In May 1769, Solomon sent Joseph to Racha to make peace with Rostom. The catholicos swore at the Barakoni Church that his brother king guaranteed security. Rostom agreed eagerly, but he was betrayed by Solomon, who had him captured during a banquet and had his eyes burned out. The duchy of Racha was abolished and its lands confiscated; some were granted to Joseph. In the years that followed, Joseph pushed for efforts to persuade the Mingrelian government to abolish the rival catholicate established by Rostom's fugitive brother Besarion. The negotiations were fruitless, but, after Besarion's death in 1773, no attempt was ever made to install a catholicos in Mingrelia.

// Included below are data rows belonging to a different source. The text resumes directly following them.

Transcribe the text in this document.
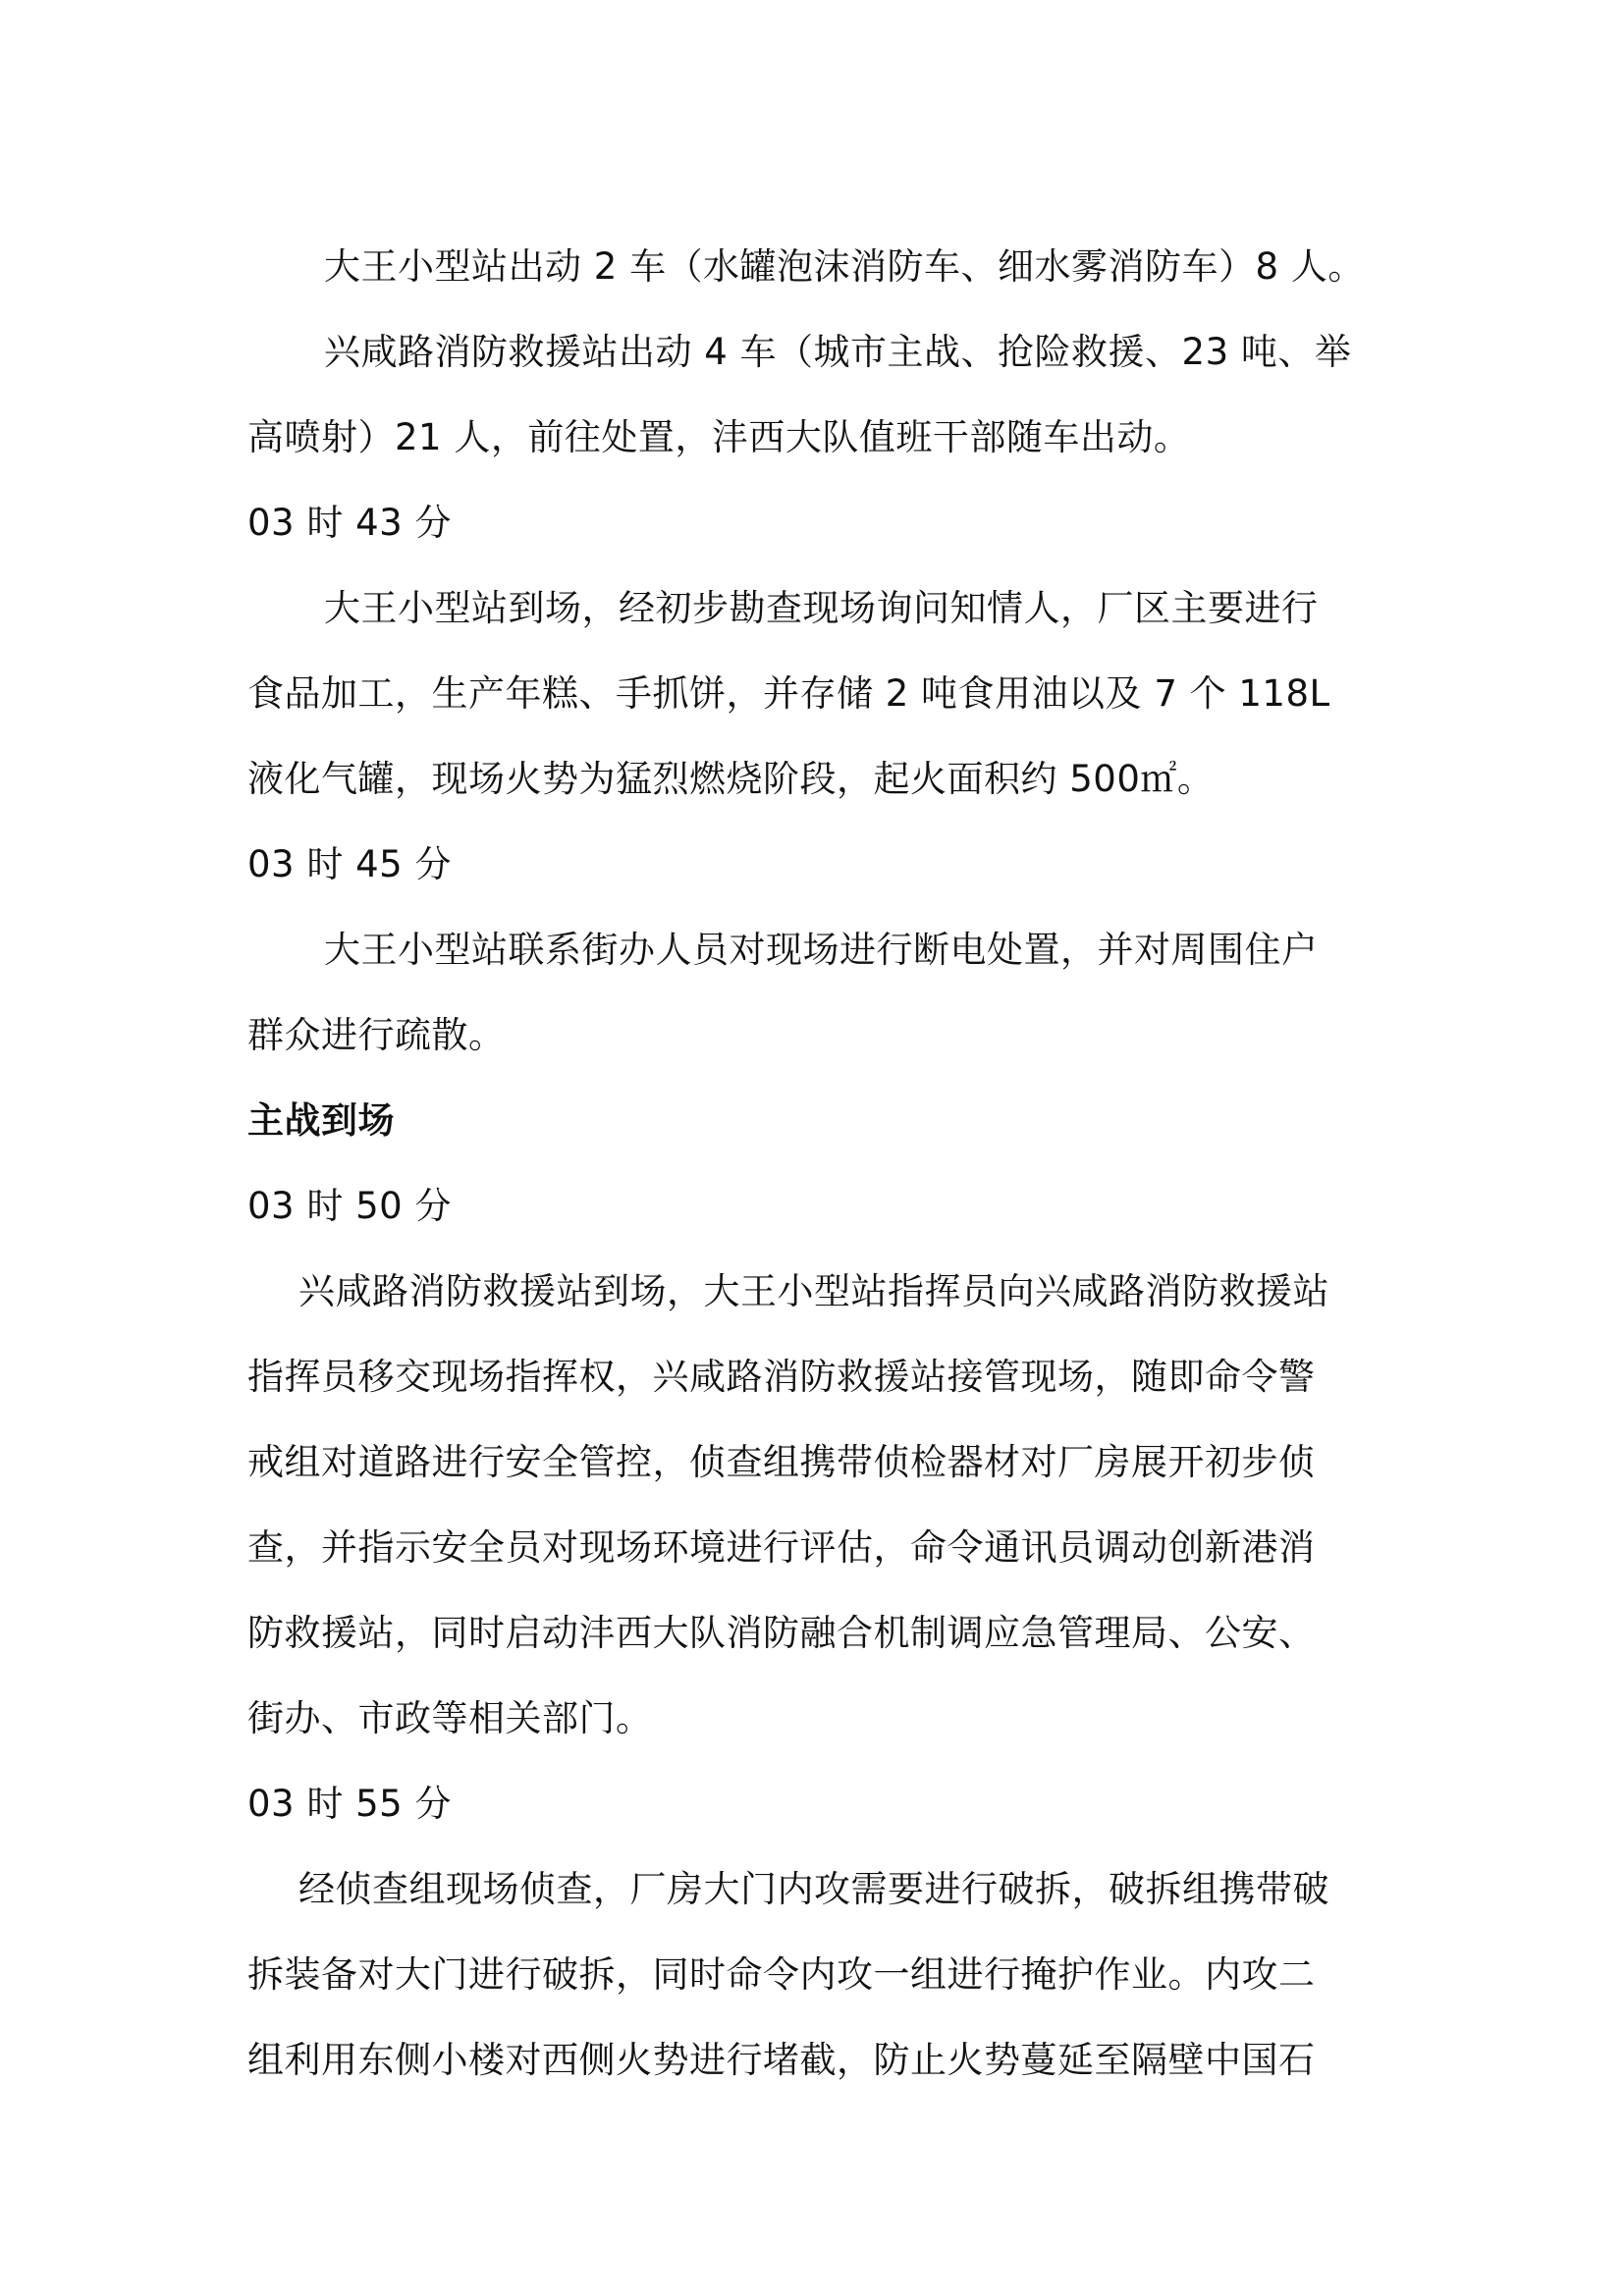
大王小型站出动 2 车（水罐泡沫消防车、细水雾消防车）8 人。
兴咸路消防救援站出动 4 车（城市主战、抢险救援、23 吨、举
高喷射）21 人，前往处置，沣西大队值班干部随车出动。
03 时 43 分
大王小型站到场，经初步勘查现场询问知情人，厂区主要进行
食品加工，生产年糕、手抓饼，并存储 2 吨食用油以及 7 个 118L
液化气罐，现场火势为猛烈燃烧阶段，起火面积约 500㎡。
03 时 45 分
大王小型站联系街办人员对现场进行断电处置，并对周围住户
群众进行疏散。
主战到场
03 时 50 分
兴咸路消防救援站到场，大王小型站指挥员向兴咸路消防救援站
指挥员移交现场指挥权，兴咸路消防救援站接管现场，随即命令警
戒组对道路进行安全管控，侦查组携带侦检器材对厂房展开初步侦
查，并指示安全员对现场环境进行评估，命令通讯员调动创新港消
防救援站，同时启动沣西大队消防融合机制调应急管理局、公安、
街办、市政等相关部门。
03 时 55 分
经侦查组现场侦查，厂房大门内攻需要进行破拆，破拆组携带破
拆装备对大门进行破拆，同时命令内攻一组进行掩护作业。内攻二
组利用东侧小楼对西侧火势进行堵截，防止火势蔓延至隔壁中国石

Catholicos Joseph spared no effort to aggrandize his cathedral at Gelati. A new wall was constructed around it; several new estates, serf households, precious liturgical items, and a collection of manuscripts, including the 13th-century Vani Gospels, were donated to it. Donations were also sent to the Bichvinta Cathedral, an erstwhile seat of the catholicoi of Abkhazia. Joseph died in 1776, at the age of 37. He was buried at the Gelati monastery.